# Prac 08
In this prac we will be building a recommender system for movies.

# Q1
Using the [MovieLens](https://grouplens.org/datasets/movielens/) (small) data set complete the following:
- Download the [ml-latest-small](https://files.grouplens.org/datasets/movielens/ml-latest-small.zip) data file. Unzip, and then upload the files 'movies.csv' and 'ratings.csv' to the Google Colab
- Load the movies and ratings into a pandas data frame, and inspect the data
- Convert the ratings dataframe into a utility matrix using `df.pivot`, and inspect the matrix.
- Select a user from the utility matrix that we will recommend a movie for
- Predict the rating of a movie they have not seen using a user-based approach
- Predict the ratings of all unseen movies and recommend the top 10

In [None]:
%matplotlib inline
import numpy as np
import pandas as pd
import sklearn

## Download data
Download the [ml-latest-small](https://files.grouplens.org/datasets/movielens/ml-latest-small.zip) data file. Unzip, and then upload the files 'movies.csv' and 'ratings.csv' to the Google Colab

Since the data is in a .zip file it's probably easiest to just use some bash tools to download and extract the files directly into the colab area.

In [None]:
! [[ -e ml-latest-small.zip ]] || $(wget https://files.grouplens.org/datasets/movielens/ml-latest-small.zip; unzip ml-latest-small.zip)

## Load the data
Load the movies and ratings into a pandas data frame, and inspect the data.

In [None]:
# load the movies data
movies_df = pd.read_csv(?)
movies_df.head()

In [None]:
# load the ratings data
ratings_df = pd.read_csv(?).drop(columns='timestamp')
ratings_df.head()

## Create a utility matrix
Convert the ratings dataframe into a utility matrix using `df.pivot`, and inspect the matrix.
- Make the matrix smaller by selecting only movies with more than 50 ratings, and users who have rated more than 50 movies

In [None]:
# convert ratings table into a utility matrix
utility = ratings_df.pivot(index=?,
                           columns=?,
                           values=?)
utility.tail()

In [None]:
users_gt_50 = utility.count(axis='columns') > ?
movies_gt_50 = utility.count(axis='index') > ?

In [None]:
utility_sm = utility.loc[users_gt_50, movies_gt_50]
utility_sm

## Select a user
Select a user from the utility matrix that we will recommend a movie for.

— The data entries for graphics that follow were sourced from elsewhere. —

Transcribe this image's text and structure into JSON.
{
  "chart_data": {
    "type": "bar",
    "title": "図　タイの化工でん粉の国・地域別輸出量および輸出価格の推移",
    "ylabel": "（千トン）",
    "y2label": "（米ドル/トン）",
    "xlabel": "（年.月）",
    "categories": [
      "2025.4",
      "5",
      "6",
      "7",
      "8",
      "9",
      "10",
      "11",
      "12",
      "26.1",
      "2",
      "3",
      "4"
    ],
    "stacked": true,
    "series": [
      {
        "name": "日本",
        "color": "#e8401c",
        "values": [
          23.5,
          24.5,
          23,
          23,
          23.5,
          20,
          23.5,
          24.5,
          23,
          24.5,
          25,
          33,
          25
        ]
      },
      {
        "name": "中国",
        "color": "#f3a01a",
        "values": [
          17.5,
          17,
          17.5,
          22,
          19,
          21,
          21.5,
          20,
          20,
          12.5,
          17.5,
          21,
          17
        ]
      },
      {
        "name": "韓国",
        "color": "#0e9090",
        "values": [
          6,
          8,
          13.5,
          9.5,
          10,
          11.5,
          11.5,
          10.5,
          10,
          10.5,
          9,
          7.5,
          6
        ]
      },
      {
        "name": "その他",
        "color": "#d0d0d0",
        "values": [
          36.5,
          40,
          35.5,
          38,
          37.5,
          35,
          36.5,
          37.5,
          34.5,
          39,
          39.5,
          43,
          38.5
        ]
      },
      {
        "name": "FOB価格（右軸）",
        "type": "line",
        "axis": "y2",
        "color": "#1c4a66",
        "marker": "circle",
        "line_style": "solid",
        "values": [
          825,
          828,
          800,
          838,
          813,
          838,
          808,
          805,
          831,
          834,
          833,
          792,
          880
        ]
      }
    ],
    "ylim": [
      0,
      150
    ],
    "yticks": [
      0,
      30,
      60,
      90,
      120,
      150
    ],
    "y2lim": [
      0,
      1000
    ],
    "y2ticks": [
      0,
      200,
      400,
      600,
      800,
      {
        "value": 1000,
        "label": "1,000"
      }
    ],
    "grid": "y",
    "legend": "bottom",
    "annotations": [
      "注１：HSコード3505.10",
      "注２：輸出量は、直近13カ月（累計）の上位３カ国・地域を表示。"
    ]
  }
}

I recommend chosing user 605 in the above list.

In [None]:
User1 = utility.loc[?]

## Predict the rating of a movie
Predict the rating of a movie they have not seen using a user-based approach
- use a similarity score of `0.8` to select similar users
- predict the rating for movie with `id=7`

In [None]:
# using row1.corr(row2) we calculate the pearson correlation function between users
def corrUser(row):
  if User1.equals(row): # For later implementation we don't want to compare a user to themselves.
    return 0            # Instead of skipping them we just set the correlation to zero.
  return User1.corr(row)

In [None]:
# now compute all the similarities
similarities = utility.apply(corrUser,
                             axis=1)

In [None]:
threshold=?
peers_id = utility.index[similarities>threshold]
print(f"There are {len(peers_id)} similar users")

In [None]:
utility.loc[peers_id]

Predicted score is
$\frac{\sum( S_i * x_i) }{ \sum (S_i)}$
where $S_i$ is the similarity score and $x_i$ is the user rating.

In [None]:
# Compute the average of similar user scores for movie with id=7
mid = ?
numerator = np.sum(similarities[peers_id] * utility.loc[peers_id, mid])
denomenator = np.sum( similarities[peers_id] * (utility.loc[peers_id, mid] > 0) ) # the >0 returns true/false which is interpreted as 1/0, and acts as a mask
predicted_score = numerator / denomenator
predicted_score

## Select top 10 predictions
Predict the ratings of all unseen movies and recommend the top 10
- Use the above to write a function to predict the score for all the movies
- sort the predictions and choose the top 10
- report the predicted score and names of the top 10 movies

In [None]:
def predict_scores(peers, utility):
  """
  Predict the score for all unseen movies.
  Peers should list the userid for all the similar users.
  Utility should be a utility matrix.

  Returns a dict of {movieId:score}
  """
  scores = {}
  for movie in utility.columns:
    if np.isnan(User1[movie]):     # only predict scores for unseen movies
      numerator = np.sum(similarities[peers_id] * utility.loc[peers_id, movie])
      denomenator = np.sum( similarities[peers_id] * (utility.loc[peers_id, movie] > 0) )
      predicted_score = numerator / denomenator
      if not np.isnan(predicted_score):  # don't record predictions of nan
        scores[movie] = predicted_score
  return scores

In [None]:
# compute the predicted scores
predictions = predict_scores(peers_id,
                             utility)

In [None]:
# choose the top10 movieIds
top_10 = sorted(predictions,
                key=predictions.get, # sort based on the value not the key
                reverse=True, # reverse means hightest first
                )[:?]  # choose first 10
top_10

In [None]:
# Display a nice table of results
print("Pred \t| Movie")
print("--------------")
for movie in top_10:
  # extract the movie name from the movies_df
  name = movies_df['title'][movies_df['movieId']==movie].values[0]
  print(f"{predictions[movie]:3.1f}\t| {name}")